Peki neden? Çünkü Rusya’nın İsrail’e karşı sert bir tutum sergilemesi, Batı ile olan dengeleri bozabilir ve bu da Moskova’nın bölgedeki çıkarlarına zarar verebilir. Ayrıca İsrail’in Rusya’da yaşayan geniş bir Yahudi nüfusuna sahip olması da bu denklemi karmaşık hale getiriyor. Dolayısıyla, Rusya, İsrail’le olan ilişkilerinde ince bir siyaset izliyor ve bu da İran ile olan ilişkilerinde zaman zaman sıkıntılara yol açabiliyor.
İran, Rusya’ya Ne Kadar Güvenebilir?
Rusya ile İran arasındaki ilişkiler, tarih boyunca inişli çıkışlı bir grafik çizdi. Her iki ülke de Batı’nın hedefinde olduğu için bir araya geliyor, ancak bu bir müttefiklik ilişkisi değil. Rusya ve İran, çıkarlarına göre hareket ediyor ve birbirlerini stratejik birer ortak olarak görüyorlar. Ancak bu ortaklık, kriz anlarında zayıflayabilir. Örneğin, İran’ın Suriye’de İsrail’le olan çatışmaları esnasında, Rusya’nın yeterince destek vermediği açıkça görülüyor.
İran, Ukrayna savaşında Rusya’ya kamikaze dronlarıyla destek verse de, bu destek Moskova’nın İran’a olan yaklaşımını kökten değiştirmiş değil. Rusya, İran’la olan işbirliğini belirli sınırlar içinde tutarak, bölgedeki diğer stratejik çıkarlarını da gözetiyor. Bu durum, İran’ın Rusya’ya bel bağlamasının ne kadar riskli olduğunu gösteriyor.
İran-İsrail Çatışmasında Rusya’nın Tavrı Ne Olur?
Eğer İran ile İsrail arasında doğrudan bir çatışma yaşanırsa, Rusya’nın bu çatışmada taraf tutması beklenmiyor. Zira Rusya, böyle bir çatışmanın ABD’yi de içine çekeceğini ve bölgedeki dengelerin tamamen altüst olacağını öngörüyor. Bu durumda, İran’ın Rusya’ya olan bağımlılığı artabilir, ancak Moskova’nın bu çatışmaya doğrudan müdahil olması olası görünmüyor. Rusya, İran’ı desteklemek yerine, ABD’nin bölgede daha fazla yıpranmasını kendi lehine kullanmaya çalışacaktır.
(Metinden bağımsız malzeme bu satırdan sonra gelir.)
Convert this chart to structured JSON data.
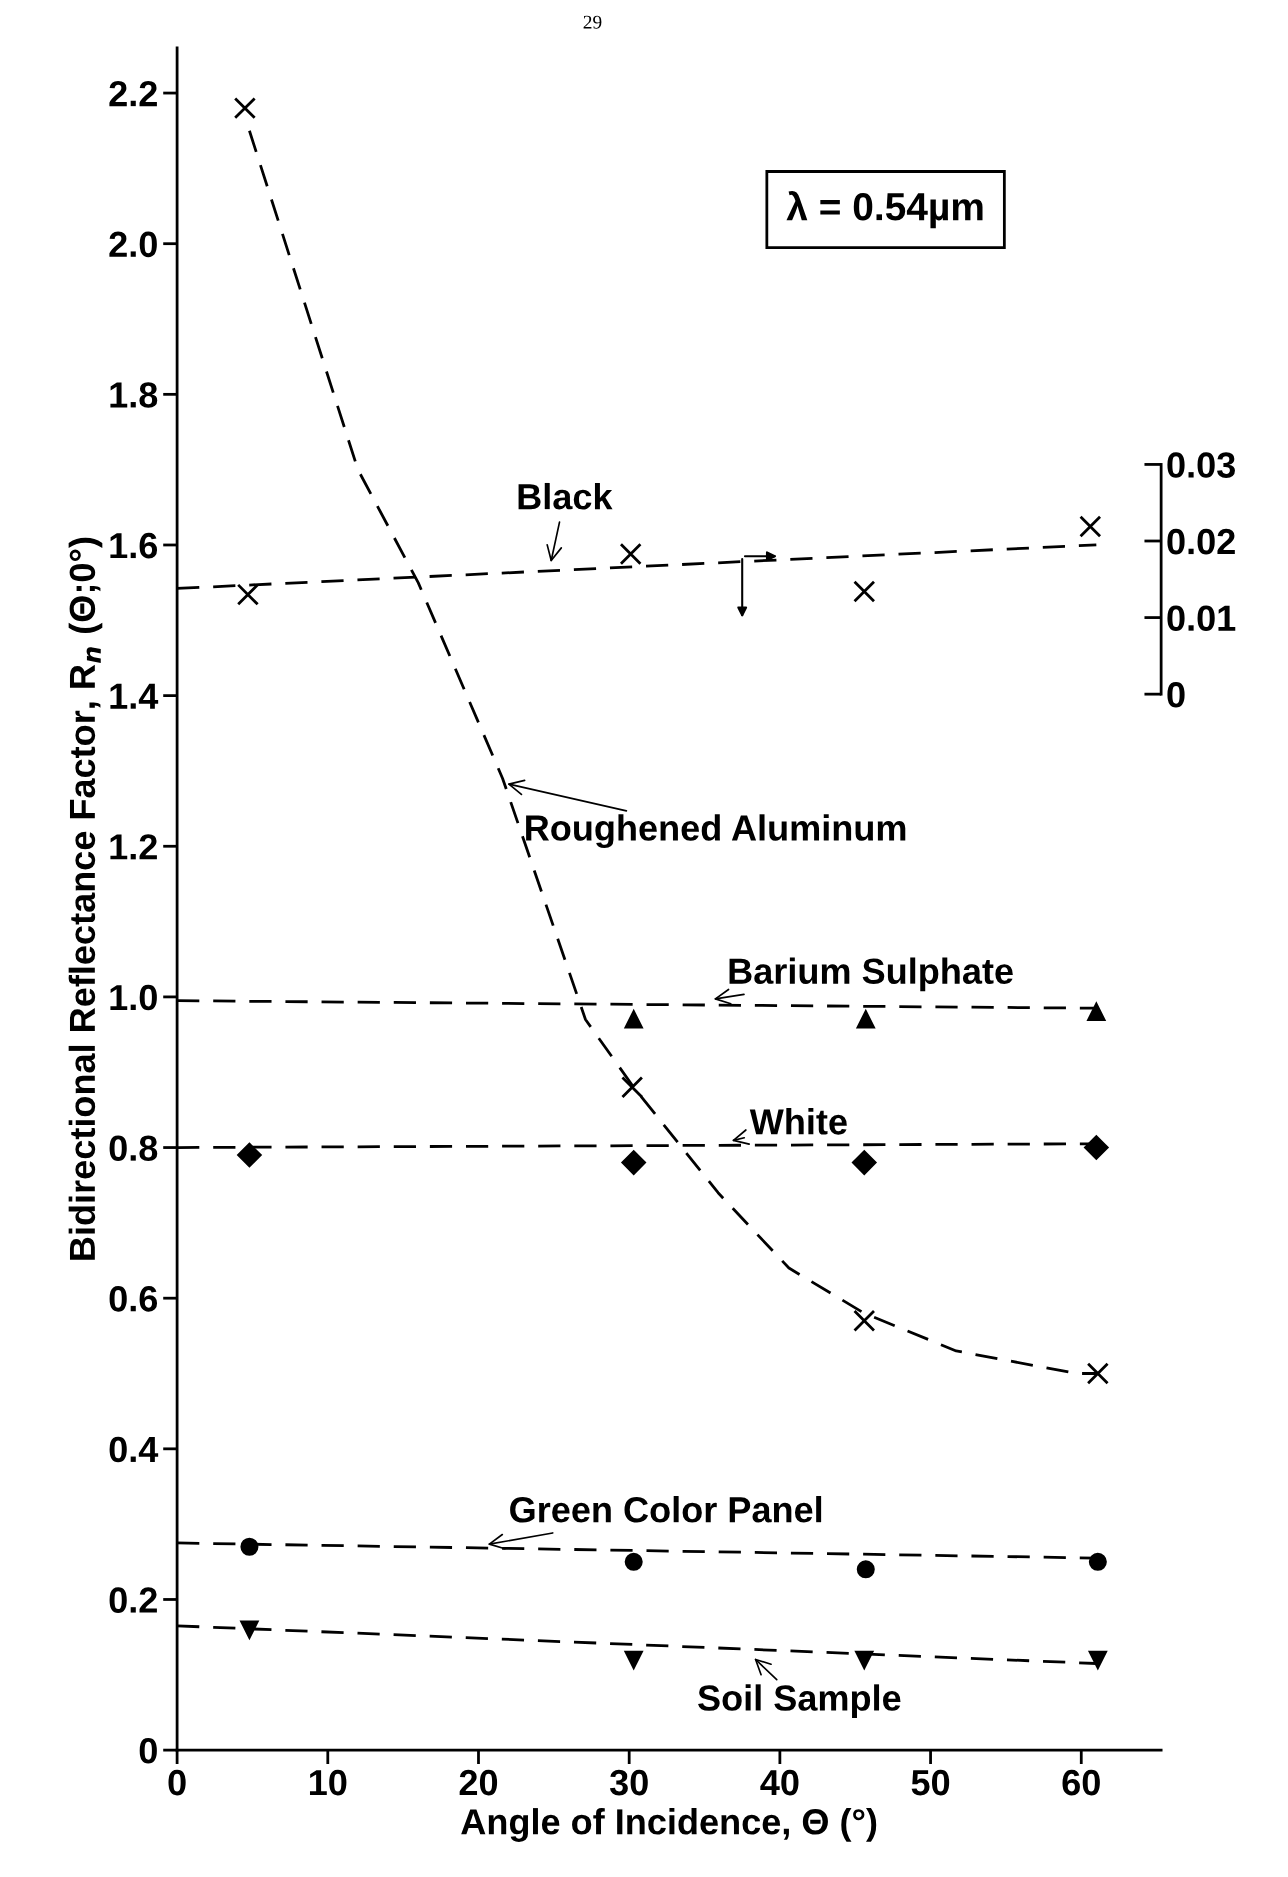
{
  "chart_data": {
    "type": "scatter",
    "xlabel": "Angle of Incidence, Θ (°)",
    "ylabel": "Bidirectional Reflectance Factor, R$_{n}$ (Θ;0°)",
    "xlim": [
      0,
      65.3
    ],
    "xticks": [
      0,
      10,
      20,
      30,
      40,
      50,
      60
    ],
    "ylim": [
      0,
      2.26
    ],
    "yticks": [
      0,
      {
        "value": 0.2,
        "label": "0.2"
      },
      {
        "value": 0.4,
        "label": "0.4"
      },
      {
        "value": 0.6,
        "label": "0.6"
      },
      {
        "value": 0.8,
        "label": "0.8"
      },
      {
        "value": 1.0,
        "label": "1.0"
      },
      {
        "value": 1.2,
        "label": "1.2"
      },
      {
        "value": 1.4,
        "label": "1.4"
      },
      {
        "value": 1.6,
        "label": "1.6"
      },
      {
        "value": 1.8,
        "label": "1.8"
      },
      {
        "value": 2.0,
        "label": "2.0"
      },
      {
        "value": 2.2,
        "label": "2.2"
      }
    ],
    "y2lim": [
      -0.1379,
      0.0844
    ],
    "y2ticks": [
      0,
      0.01,
      0.02,
      0.03
    ],
    "grid": false,
    "series": [
      {
        "marker": "cross",
        "color": "#000000",
        "x": [
          4.5,
          30.2,
          45.6,
          61.1
        ],
        "values": [
          2.18,
          0.88,
          0.57,
          0.5
        ]
      },
      {
        "type": "line",
        "line_style": "dashed",
        "color": "#000000",
        "x": [
          4.8,
          12,
          16,
          21.6,
          27.1,
          30.3,
          35.9,
          40.6,
          45.6,
          51.7,
          59.7,
          61
        ],
        "values": [
          2.15,
          1.7,
          1.55,
          1.29,
          0.97,
          0.88,
          0.74,
          0.64,
          0.58,
          0.53,
          0.5,
          0.5
        ]
      },
      {
        "type": "scatter",
        "marker": "cross",
        "color": "#000000",
        "axis": "y2",
        "x": [
          4.7,
          30.1,
          45.6,
          60.6
        ],
        "values": [
          0.013,
          0.0183,
          0.0134,
          0.0219
        ]
      },
      {
        "type": "line",
        "line_style": "dashed",
        "color": "#000000",
        "axis": "y2",
        "x": [
          0,
          61
        ],
        "values": [
          0.0138,
          0.0195
        ]
      },
      {
        "type": "scatter",
        "marker": "triangle",
        "color": "#000000",
        "x": [
          30.3,
          45.7,
          61
        ],
        "values": [
          0.97,
          0.97,
          0.98
        ]
      },
      {
        "type": "line",
        "line_style": "dashed",
        "color": "#000000",
        "x": [
          0,
          61
        ],
        "values": [
          0.995,
          0.985
        ]
      },
      {
        "type": "scatter",
        "marker": "diamond",
        "color": "#000000",
        "x": [
          4.8,
          30.3,
          45.6,
          61
        ],
        "values": [
          0.79,
          0.78,
          0.78,
          0.8
        ]
      },
      {
        "type": "line",
        "line_style": "dashed",
        "color": "#000000",
        "x": [
          0,
          61
        ],
        "values": [
          0.8,
          0.805
        ]
      },
      {
        "type": "scatter",
        "marker": "circle",
        "color": "#000000",
        "x": [
          4.8,
          30.3,
          45.7,
          61.1
        ],
        "values": [
          0.27,
          0.25,
          0.24,
          0.25
        ]
      },
      {
        "type": "line",
        "line_style": "dashed",
        "color": "#000000",
        "x": [
          0,
          61
        ],
        "values": [
          0.275,
          0.255
        ]
      },
      {
        "type": "scatter",
        "marker": "triangle_down",
        "color": "#000000",
        "x": [
          4.8,
          30.3,
          45.6,
          61.1
        ],
        "values": [
          0.16,
          0.12,
          0.12,
          0.12
        ]
      },
      {
        "type": "line",
        "line_style": "dashed",
        "color": "#000000",
        "x": [
          0,
          61
        ],
        "values": [
          0.165,
          0.115
        ]
      }
    ],
    "annotations": [
      "29",
      "λ = 0.54µm",
      "Black",
      "Roughened Aluminum",
      "Barium Sulphate",
      "White",
      "Green Color Panel",
      "Soil Sample"
    ]
  }
}
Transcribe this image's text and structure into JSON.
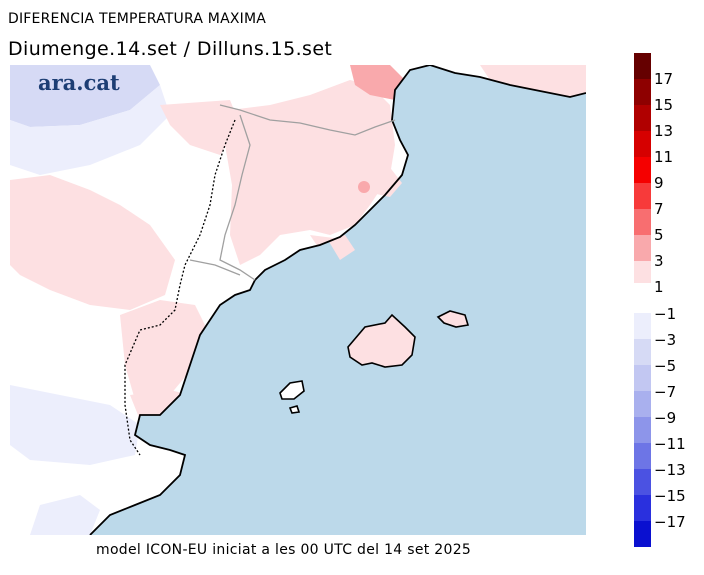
{
  "title": "DIFERENCIA TEMPERATURA MAXIMA",
  "subtitle": "Diumenge.14.set  /  Dilluns.15.set",
  "footer": "model ICON-EU iniciat a les 00 UTC del 14 set 2025",
  "logo": "ara.cat",
  "colors": {
    "sea": "#bcd9ea",
    "land_neutral": "#ffffff",
    "warm_1": "#fde0e2",
    "warm_3": "#f9a9ac",
    "cool_1": "#eceefc",
    "cool_3": "#d6daf5",
    "coast": "#000000",
    "border": "#a0a0a0"
  },
  "legend": {
    "labels": [
      "17",
      "15",
      "13",
      "11",
      "9",
      "7",
      "5",
      "3",
      "1",
      "−1",
      "−3",
      "−5",
      "−7",
      "−9",
      "−11",
      "−13",
      "−15",
      "−17"
    ],
    "warm_colors": [
      "#650000",
      "#8e0000",
      "#b00000",
      "#d60000",
      "#f50000",
      "#f73a3a",
      "#f86e70",
      "#f9a9ac",
      "#fde0e2"
    ],
    "cool_colors": [
      "#ffffff",
      "#eceefc",
      "#d6daf5",
      "#c2c7f2",
      "#a9b0ee",
      "#8d95ea",
      "#6d75e6",
      "#4b52e2",
      "#2a30de",
      "#0a10d0"
    ]
  }
}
Sonuç olarak, Rusya’nın Ortadoğu’daki politikası, pragmatik ve çıkar odaklı bir çizgide ilerliyor. İran, Rusya’yı güvenilir bir müttefik olarak görmek istese de, Moskova’nın öncelikleri daima kendi ulusal çıkarlarıdır. İsrail’le olan ilişkilerini bozmadan İran’la işbirliğini sürdürmeye çalışması, bu karmaşık denklemi daha da zorlaştırıyor.